While they have no idea how I kiss, it's a safe bet to give a person like me a sign like that. What did I tell you? Legendary, baby! An entirely different friend posted this on my Facebook wall because it reminded her of me: 

Why I need different friends will be the subject of a future post. When I do give cooking advice, you'll note that the recipes come from websites with names like "All Easy Recipes" or are associated with appliances not normally thought of for food preparation. Dishwasher salmon, anyone?

Despite it all, we manage to keep the house reasonably picked up, the kids have routine chores even if they don't have a snazzy system, most of my decorating attempts are more successful than my pen jars. No one has yet starved, though the fact that Mr.
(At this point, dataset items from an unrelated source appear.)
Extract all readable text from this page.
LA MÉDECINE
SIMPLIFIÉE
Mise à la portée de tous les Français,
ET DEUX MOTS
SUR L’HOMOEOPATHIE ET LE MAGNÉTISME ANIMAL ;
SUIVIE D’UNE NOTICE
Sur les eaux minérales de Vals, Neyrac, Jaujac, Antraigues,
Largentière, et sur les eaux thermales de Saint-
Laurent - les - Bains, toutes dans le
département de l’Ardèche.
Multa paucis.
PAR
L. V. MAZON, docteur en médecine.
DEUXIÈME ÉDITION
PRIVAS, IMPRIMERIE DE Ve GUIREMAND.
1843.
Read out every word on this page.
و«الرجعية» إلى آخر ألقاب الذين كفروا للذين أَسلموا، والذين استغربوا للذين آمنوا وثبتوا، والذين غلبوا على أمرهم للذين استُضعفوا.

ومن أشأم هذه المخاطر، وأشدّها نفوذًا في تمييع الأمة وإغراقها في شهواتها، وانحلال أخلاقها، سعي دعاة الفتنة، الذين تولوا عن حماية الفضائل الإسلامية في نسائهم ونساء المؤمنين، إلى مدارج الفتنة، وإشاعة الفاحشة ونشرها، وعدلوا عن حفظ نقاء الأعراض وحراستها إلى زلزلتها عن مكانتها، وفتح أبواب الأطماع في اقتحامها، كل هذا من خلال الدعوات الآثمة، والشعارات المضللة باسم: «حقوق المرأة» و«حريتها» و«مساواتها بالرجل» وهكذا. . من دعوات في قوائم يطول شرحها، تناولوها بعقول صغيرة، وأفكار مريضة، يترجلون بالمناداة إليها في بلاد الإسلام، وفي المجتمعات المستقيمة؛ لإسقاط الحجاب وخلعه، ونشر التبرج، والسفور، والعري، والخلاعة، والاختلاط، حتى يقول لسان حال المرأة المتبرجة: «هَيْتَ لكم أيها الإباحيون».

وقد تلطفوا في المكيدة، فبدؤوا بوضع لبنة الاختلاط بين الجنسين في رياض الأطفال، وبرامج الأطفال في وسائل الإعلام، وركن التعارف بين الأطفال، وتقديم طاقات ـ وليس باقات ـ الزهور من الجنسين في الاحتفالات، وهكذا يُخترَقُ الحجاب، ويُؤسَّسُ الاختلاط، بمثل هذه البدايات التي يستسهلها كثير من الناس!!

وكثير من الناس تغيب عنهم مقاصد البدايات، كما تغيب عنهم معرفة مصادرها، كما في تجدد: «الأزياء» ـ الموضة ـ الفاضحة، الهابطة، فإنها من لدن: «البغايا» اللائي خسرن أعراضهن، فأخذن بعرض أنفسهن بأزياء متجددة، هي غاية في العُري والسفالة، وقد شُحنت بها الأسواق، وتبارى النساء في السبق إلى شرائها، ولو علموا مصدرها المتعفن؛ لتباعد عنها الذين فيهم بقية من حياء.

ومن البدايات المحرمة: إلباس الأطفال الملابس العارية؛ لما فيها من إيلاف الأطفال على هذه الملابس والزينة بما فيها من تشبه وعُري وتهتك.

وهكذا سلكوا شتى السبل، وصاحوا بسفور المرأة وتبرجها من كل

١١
Wonderful and the kids are all thin may have something to do with that missing delicious-ness component of many of my meals.

I am mostly ok with all of this except for when I really am not and weep at Mr. Wonderful about my inadequacies and failings and general worthlessness. This happens with a disheartening predictability that could be covered in a blog post Mr. Wonderful--who is no fool--will never write, "The Joys of Living with a Perimenopausal Psychopath." In my deeper and less hormonal moments, I remember A.W. Tozer and his explanation of the "hyphenated" self sins. Tozer warns that both self-pity and self-confidence contribute to the veil around our heart that keeps believers from the face of God. 

"I keep looking at all the people around me, and everyone else seems to have it so together." That would seem to be an entirely fitting conclusion to the evidence I've presented in this post, wouldn't it? Surprisingly, that quote comes from my friend Emily. Yes, I almost spit my coffee across the keyboard when I first read it too. I know what you're thinking and I completely agree. If this is how Emily, Emily of the charts and the washi and the cooking feels, what hope do the rest of us have?  

And this is why I love Emily. Because she gets it. You can read her whole conclusion, but **spoiler** Emily understands it's not about us, it's about God. He uniquely makes and equips us. Great charts, great crafts and great cooking are not how God equipped me, though I may do well to improve in those areas. And with Emily's help, I just might.